Ever since servicemen returning from WWII decided they could improve on the motorcycles they rode in Europe, customs have been all about modifying factory bikes. We’ve created bobbers, cafés, brats, rats and a whole lot more. But have you ever considered what could be at the other end of the spectrum?
What if, instead of adding or removing parts on a factory bike, you started from scratch? Not ‘scratch’ as in a restoration project or even a parts catalogue. What if you started with nothing but raw steel, a few old parts and a whole load of talent? What if you actually built the whole bike and most of the engine yourself?
For Jeremy Cupp of Virginia’s LC Fabrications, a blank piece of paper was as good a place as any to start when he embarked on the build he chirstened Seven. “I’ve been in or around the trades for most of my life. Coming from a family of machinists, welders and fabricators, I guess you could say that I’ve got metal in my blood. I love the stuff.”

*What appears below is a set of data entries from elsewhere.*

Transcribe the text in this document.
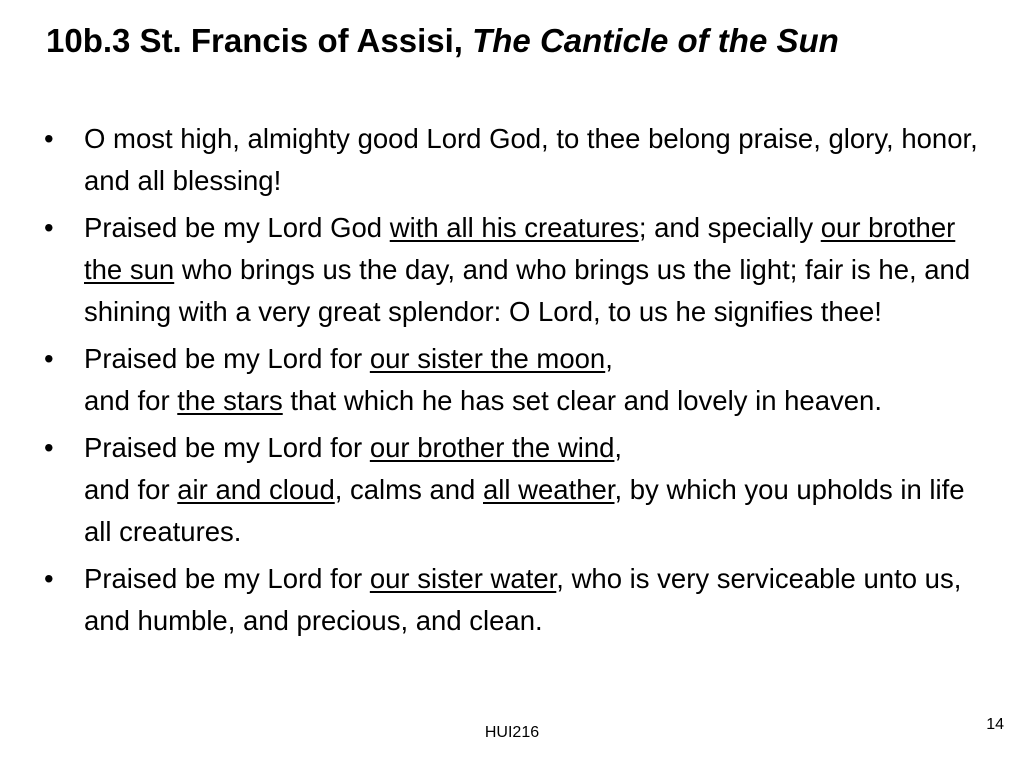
10b.3 St. Francis of Assisi, The Canticle of the Sun
•	O most high, almighty good Lord God, to thee belong praise, glory, honor, and all blessing!
•	Praised be my Lord God with all his creatures; and specially our brother the sun who brings us the day, and who brings us the light; fair is he, and shining with a very great splendor: O Lord, to us he signifies thee!
•	Praised be my Lord for our sister the moon,
and for the stars that which he has set clear and lovely in heaven.
•	Praised be my Lord for our brother the wind,
and for air and cloud, calms and all weather, by which you upholds in life all creatures.
•	Praised be my Lord for our sister water, who is very serviceable unto us, and humble, and precious, and clean.
HUI216	14
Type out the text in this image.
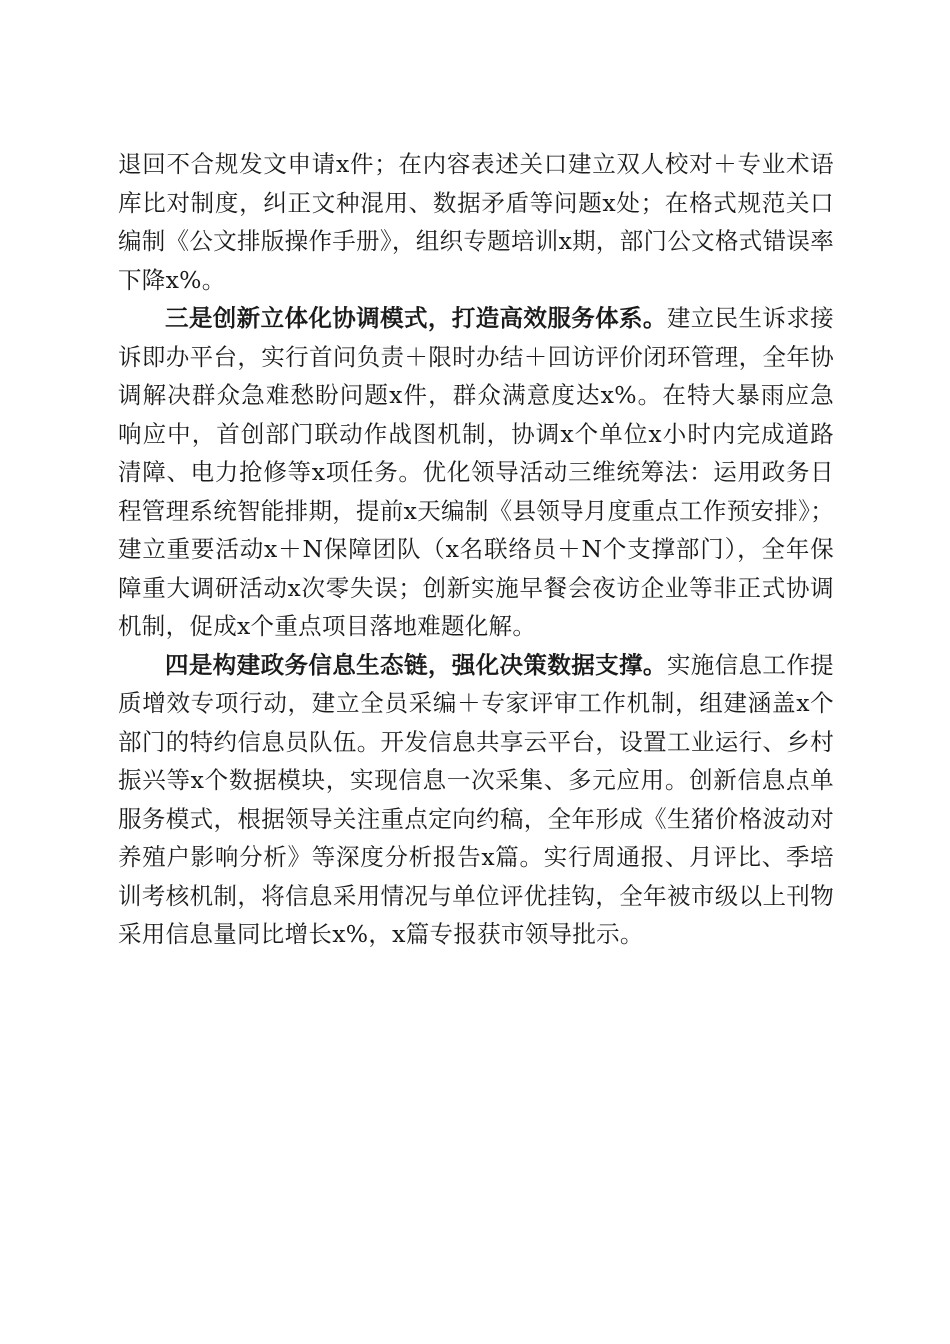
退回不合规发文申请x件；在内容表述关口建立双人校对＋专业术语库比对制度，纠正文种混用、数据矛盾等问题x处；在格式规范关口编制《公文排版操作手册》，组织专题培训x期，部门公文格式错误率下降x%。

三是创新立体化协调模式，打造高效服务体系。建立民生诉求接诉即办平台，实行首问负责＋限时办结＋回访评价闭环管理，全年协调解决群众急难愁盼问题x件，群众满意度达x%。在特大暴雨应急响应中，首创部门联动作战图机制，协调x个单位x小时内完成道路清障、电力抢修等x项任务。优化领导活动三维统筹法：运用政务日程管理系统智能排期，提前x天编制《县领导月度重点工作预安排》；建立重要活动x＋N保障团队（x名联络员＋N个支撑部门），全年保障重大调研活动x次零失误；创新实施早餐会夜访企业等非正式协调机制，促成x个重点项目落地难题化解。

四是构建政务信息生态链，强化决策数据支撑。实施信息工作提质增效专项行动，建立全员采编＋专家评审工作机制，组建涵盖x个部门的特约信息员队伍。开发信息共享云平台，设置工业运行、乡村振兴等x个数据模块，实现信息一次采集、多元应用。创新信息点单服务模式，根据领导关注重点定向约稿，全年形成《生猪价格波动对养殖户影响分析》等深度分析报告x篇。实行周通报、月评比、季培训考核机制，将信息采用情况与单位评优挂钩，全年被市级以上刊物采用信息量同比增长x%，x篇专报获市领导批示。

The end result, after more than a decade of honing his metal crafting skills and untold hours bombing around the local countryside, has culminated in this one-off miracle of a machine the man himself calls ‘Seven’.
You’d think that only a speedway fanatic could create something like this, but you’d be wrong. “We don’t have that ’round here. We’re more of a tractor pull crowd,” he jokes. But what they do have is bobbers and dirt bikes. “They’re what I grew up with. I like to think of Seven as a unique mix of the two.”
What’s it based on?
Looking for two-wheeled inspiration, Jeremy found himself turning to the web for some pixelated eye candy. There among the blur of paint, rubber and two-wheeled shiny things, he spotted a CAC Harley-Davidson from 1934.
Hailing from America’s golden age of speedway, most of the 20 or so built were crashed or melted down for metal during the war. Thankfully, a lucky few escaped from being dropped on the enemy and have been restored by dirt track die-hards.
CACs now change hands for upwards of US$180,000 and it’s believed only nine original examples remain in existence. With their built-for-speed looks, tool-like functionality and acres of chrome, it’s not hard to see why Jeremy was smitten. “For someone who’s seen and ridden a bunch of bikes over the years, the CAC really stopped me in my tracks.”
What it’s got
“I suppose the thing that stumps most folks is the engine,” Jeremy says. He’d briefly considered tracking down a more traditional JAP powerplant, but his mind kept returning to an old Buell Blast engine he had in his shop. Remembering a build he’d once seen that had joined some Ducati desmo heads to a Harley Evo Twin, he got to wondering.
“Being both a machinist and an engine junky, I suppose I never really got the idea out of my head. So I decided to try it for myself, but in a single-cylinder version.”
To get the cylinder into the speedway’s prerequisite vertical position, he cut the factory transmission from the cases and joined a pre-unit Triumph gearbox to what was remaining. And hey presto, you’ve just created the world’s first pre-unit overhead cam Buell. The bike’s front end is also a bit of a downstairs mix-up. Tentatively named the ‘hydro-springer’ design, it uses a 32mm Showa inverted front end for dampening with an additional springer-style leg that carries the load. Put simply, it gives the rider the best of both worlds: springer classiness and dependable cartridge fork handling.
What was tricky?
Anyone with the metalworking skills of a mere mortal would assume that mating a Buell bottom end to a Ducati desmo head would be the engineering challenge of a lifetime. Something akin to McGyver building a tactical nuclear weapon out of ciggy butts and an old Twisties packet – but not for Jeremy. During this build, his biggest test was forming the sheet metal for the tank and rear guard.
He’d previously relied on aftermarket guards and his tank-building efforts had been limited to flat sides and sharp edges. But this time he decided to push himself a little. And by ‘a little’ we think he means ‘a whole lot’.
“I love to learn new things, and I always try to plan my projects so that they force me to do something I haven’t tried before. For Seven, that challenge was hand-shaping the sheet metal. I’m pretty happy with the results.”
With the career-defining challenge of Seven done and dusted, Jeremy’s now eyeing off his next few projects. And although he hasn’t had any light bulb moments for another big build, he’s planning to keep himself out of trouble by completing a few smaller projects that will be sold to make the shop some well-earned money. As most customisers know from bitter experience, putting your blood, sweat and tears into a build like this rarely pays off financially. So until it does, making a bike from scratch like Seven is done for one thing and one thing only – the love of metal.